Apa itu “mata merah muda”? Manifestasi klinis dan pengobatan

  Apa itu “mata merah muda”? “Mata merah muda” adalah nama umum untuk konjungtivitis bakterial akut atau subakut, yang juga dikenal sebagai “konjungtivitis katarak akut”, yang dicirikan oleh kemerahan, sensasi benda asing dan peningkatan cairan. Hal ini ditandai dengan kemerahan, sensasi benda asing dan peningkatan cairan. Manifestasi klinis: onset cepat, masa inkubasi 1 sampai 3 hari, onset pada kedua mata secara bersamaan atau 1 sampai 2 hari terpisah. Timbulnya penyakit memuncak dalam 3 hingga 4 hari dan secara bertahap menurun setelahnya. Sering muncul dengan ketidaknyamanan mata seperti kelopak mata merah, kemerahan, nyeri mata, sensasi benda asing dan keluarnya cairan (cairan yang keluar sebagian besar berwarna putih kekuningan, bernanah, dan lengket, sering menempel pada bulu mata bagian atas dan bawah, sehingga sulit untuk membuka mata di pagi hari). Penglihatan umumnya tidak terpengaruh. Durasi penyakit ini biasanya kurang dari 3 minggu.  Pengobatan: Pengobatan didasarkan pada pengobatan topikal.

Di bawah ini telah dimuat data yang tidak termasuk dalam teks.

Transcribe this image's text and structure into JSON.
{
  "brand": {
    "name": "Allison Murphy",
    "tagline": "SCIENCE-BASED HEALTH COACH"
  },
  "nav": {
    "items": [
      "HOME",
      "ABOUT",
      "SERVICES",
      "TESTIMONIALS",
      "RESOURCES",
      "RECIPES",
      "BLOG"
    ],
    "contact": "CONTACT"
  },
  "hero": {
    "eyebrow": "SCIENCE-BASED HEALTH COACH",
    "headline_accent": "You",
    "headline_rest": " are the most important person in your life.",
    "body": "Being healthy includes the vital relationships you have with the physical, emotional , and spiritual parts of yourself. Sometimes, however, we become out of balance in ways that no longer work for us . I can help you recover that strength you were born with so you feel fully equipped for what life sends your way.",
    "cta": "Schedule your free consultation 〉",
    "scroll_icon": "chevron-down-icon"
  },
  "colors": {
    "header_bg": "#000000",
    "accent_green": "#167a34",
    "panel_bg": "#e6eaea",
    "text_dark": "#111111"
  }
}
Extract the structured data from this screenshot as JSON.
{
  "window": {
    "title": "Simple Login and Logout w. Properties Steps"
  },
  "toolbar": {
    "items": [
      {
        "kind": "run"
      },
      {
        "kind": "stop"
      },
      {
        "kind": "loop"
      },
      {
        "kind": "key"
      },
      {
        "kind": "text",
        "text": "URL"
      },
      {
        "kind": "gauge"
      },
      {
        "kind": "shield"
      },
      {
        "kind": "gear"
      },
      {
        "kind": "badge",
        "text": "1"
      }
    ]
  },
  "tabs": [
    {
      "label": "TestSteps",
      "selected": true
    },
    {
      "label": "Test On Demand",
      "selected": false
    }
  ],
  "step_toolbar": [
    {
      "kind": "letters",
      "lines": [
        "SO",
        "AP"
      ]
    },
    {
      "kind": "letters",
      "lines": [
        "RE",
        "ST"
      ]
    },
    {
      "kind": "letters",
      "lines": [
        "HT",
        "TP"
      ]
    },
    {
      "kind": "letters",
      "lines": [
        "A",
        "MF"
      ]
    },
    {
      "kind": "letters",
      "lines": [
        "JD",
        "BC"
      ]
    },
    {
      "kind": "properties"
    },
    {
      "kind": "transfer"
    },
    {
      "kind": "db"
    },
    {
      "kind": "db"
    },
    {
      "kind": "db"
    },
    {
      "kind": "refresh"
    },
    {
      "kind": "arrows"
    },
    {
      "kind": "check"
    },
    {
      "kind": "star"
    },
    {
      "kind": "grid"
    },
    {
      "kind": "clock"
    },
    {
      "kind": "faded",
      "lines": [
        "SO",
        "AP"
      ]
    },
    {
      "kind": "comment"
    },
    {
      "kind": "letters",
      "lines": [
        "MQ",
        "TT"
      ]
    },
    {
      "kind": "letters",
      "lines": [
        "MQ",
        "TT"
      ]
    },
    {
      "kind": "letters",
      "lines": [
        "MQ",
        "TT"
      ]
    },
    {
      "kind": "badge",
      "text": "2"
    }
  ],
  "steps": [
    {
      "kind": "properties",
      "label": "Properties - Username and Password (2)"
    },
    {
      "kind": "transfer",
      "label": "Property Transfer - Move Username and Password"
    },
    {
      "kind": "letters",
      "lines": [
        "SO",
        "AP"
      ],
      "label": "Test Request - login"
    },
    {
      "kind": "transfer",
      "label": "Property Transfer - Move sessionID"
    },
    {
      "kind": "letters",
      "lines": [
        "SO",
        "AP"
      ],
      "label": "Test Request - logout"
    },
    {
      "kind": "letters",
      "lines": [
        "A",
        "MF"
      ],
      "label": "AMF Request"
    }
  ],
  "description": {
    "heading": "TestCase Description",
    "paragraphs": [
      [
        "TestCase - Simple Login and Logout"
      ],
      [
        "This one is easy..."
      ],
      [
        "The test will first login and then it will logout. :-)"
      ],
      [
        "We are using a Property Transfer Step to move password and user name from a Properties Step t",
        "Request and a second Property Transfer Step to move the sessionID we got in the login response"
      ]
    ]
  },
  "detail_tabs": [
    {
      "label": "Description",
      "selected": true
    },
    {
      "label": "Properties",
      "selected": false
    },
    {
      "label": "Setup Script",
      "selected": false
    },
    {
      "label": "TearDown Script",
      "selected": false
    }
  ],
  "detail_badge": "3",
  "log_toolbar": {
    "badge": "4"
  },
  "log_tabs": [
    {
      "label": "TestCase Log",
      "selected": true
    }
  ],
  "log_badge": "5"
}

Jika terdapat banyak cairan yang keluar, kantung konjungtiva dapat dibilas dengan larutan garam atau kapas bersih dapat digunakan untuk menghilangkan cairan yang keluar sebelum obat diberikan (hati-hati saat pembilasan untuk menghindari kerusakan epitel kornea dan jangan biarkan cairan pembilas mengalir ke mata yang sehat untuk menghindari kontaminasi silang). Saat ini, aminoglikosida spektrum luas atau kuinolon (misalnya tetes mata tobramisin, tetes mata ofloxacin) dan salep mata eritromisin sering digunakan; pada tahap akut, mata dapat dioleskan sekali setiap 1 hingga 2 jam.  ”Penyakit ini sangat menular dan dapat ditularkan melalui kontak, dan dapat terjadi di tempat-tempat di mana orang-orang terkonsentrasi (misalnya taman kanak-kanak, sekolah, pabrik, penata rambut, kolam renang, dll.).  Pencegahan: Perhatikan dengan ketat kebersihan diri, cuci tangan secara teratur, hindari kontak dengan air mata dan sekresi pasien, cuci tangan saat keluar dan pulang ke rumah, dan cuci tangan setelah memberikan obat kepada pasien. Pasien dalam tahap akut harus diisolasi dan tidak berbagi perlengkapan mandi dengan orang lain; cobalah untuk tidak menyeka mata Anda dengan tangan dan lengan baju Anda untuk mencegah penyebaran penyakit dengan membawa sekresi ke tempat lain.